Sheep prices rose accordingly in the middle of last month, with sheep and lamb yardings climbing 50 per cent from January 14 to 21.
They remained relatively high at last Monday’s sale.
In recent weeks, up to 20,000 sheep and lambs have sold to full fields of buyers.
The record yarding at Muchea was on July 9 last year when more than 35,700 sheep went under the hammer because dry winter conditions had forced farmers to quit stock.
The WA Meat Industry Authority ( WAMIA), the body that oversees the Muchea saleyards, said despite the recent sales, this year’s outlook was much more positive.

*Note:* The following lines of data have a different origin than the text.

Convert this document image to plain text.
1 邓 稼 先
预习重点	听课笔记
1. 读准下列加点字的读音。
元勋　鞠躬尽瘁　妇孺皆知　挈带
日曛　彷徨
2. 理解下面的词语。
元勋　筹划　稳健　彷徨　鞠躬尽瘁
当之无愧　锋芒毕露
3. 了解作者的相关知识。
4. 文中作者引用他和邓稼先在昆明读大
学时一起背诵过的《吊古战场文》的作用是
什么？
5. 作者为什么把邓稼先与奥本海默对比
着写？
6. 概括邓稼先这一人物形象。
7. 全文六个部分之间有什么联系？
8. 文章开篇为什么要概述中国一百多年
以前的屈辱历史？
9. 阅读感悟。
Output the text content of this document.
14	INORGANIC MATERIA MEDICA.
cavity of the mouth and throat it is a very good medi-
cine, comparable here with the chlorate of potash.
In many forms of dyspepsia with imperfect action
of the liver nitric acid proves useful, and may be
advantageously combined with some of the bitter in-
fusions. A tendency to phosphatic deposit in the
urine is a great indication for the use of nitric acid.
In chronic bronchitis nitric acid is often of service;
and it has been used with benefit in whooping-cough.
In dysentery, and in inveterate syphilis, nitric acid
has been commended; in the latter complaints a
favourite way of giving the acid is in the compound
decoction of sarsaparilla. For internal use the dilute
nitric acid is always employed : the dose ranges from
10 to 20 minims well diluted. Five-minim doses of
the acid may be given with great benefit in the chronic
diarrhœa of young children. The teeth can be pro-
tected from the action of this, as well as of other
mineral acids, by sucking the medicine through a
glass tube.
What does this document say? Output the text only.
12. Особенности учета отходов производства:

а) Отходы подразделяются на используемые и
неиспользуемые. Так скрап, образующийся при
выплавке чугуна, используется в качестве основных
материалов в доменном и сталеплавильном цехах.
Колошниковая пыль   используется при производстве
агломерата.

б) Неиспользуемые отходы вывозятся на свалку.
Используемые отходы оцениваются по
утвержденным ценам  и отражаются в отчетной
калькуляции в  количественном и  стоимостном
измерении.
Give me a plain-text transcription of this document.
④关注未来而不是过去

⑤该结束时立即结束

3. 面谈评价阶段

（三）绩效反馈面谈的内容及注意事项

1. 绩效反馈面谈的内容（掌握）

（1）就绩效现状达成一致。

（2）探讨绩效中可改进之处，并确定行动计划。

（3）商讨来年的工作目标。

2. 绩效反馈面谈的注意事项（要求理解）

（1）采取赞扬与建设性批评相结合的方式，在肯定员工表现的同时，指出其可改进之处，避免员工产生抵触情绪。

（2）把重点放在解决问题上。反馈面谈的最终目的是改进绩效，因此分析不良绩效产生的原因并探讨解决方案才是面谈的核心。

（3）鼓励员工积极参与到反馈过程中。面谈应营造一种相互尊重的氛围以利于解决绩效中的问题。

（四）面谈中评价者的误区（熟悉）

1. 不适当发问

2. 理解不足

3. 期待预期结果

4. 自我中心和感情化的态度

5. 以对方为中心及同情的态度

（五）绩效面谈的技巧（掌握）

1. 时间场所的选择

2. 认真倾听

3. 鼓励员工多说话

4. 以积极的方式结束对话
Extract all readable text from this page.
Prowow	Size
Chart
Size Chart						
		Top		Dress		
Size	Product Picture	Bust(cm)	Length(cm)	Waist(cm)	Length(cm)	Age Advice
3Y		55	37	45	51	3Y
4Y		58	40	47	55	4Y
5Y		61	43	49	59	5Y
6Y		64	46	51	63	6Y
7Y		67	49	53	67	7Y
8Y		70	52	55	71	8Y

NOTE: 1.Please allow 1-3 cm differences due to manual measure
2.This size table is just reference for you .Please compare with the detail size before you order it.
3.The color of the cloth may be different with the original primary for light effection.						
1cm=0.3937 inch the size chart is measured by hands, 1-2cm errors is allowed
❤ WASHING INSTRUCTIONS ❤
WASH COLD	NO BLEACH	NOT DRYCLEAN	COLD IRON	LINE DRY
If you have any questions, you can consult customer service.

Ewes dominated the yarding last week, with increased quality in the heavy weight categories.
Heavy weight mutton fetched $57 to $75 while heavy lambs sold at a top of $130 a head.
A spokesman for WAMIA said the sheep and lamb numbers were up by about 12,000 sheep compared with the same time last year.
‘All the sheep we are getting are in a lot better nick than last year,’ he said.
‘We approach the quieter season soon and it won’t pick up again until the weaners start coming in around April or May.’
The spokesman said ‘a whole range of factors’ could affect the yarding numbers ” from weather to prices and ‘even when the Eagles were playing a home game’.
Muchea Livestock Centre manager Lyndon Henning said sellers were wising up to the best times to sell.
‘Before the stock run out of water and feed, and while the prices are up, the farmers are taking the opportunity to sell,’ he said.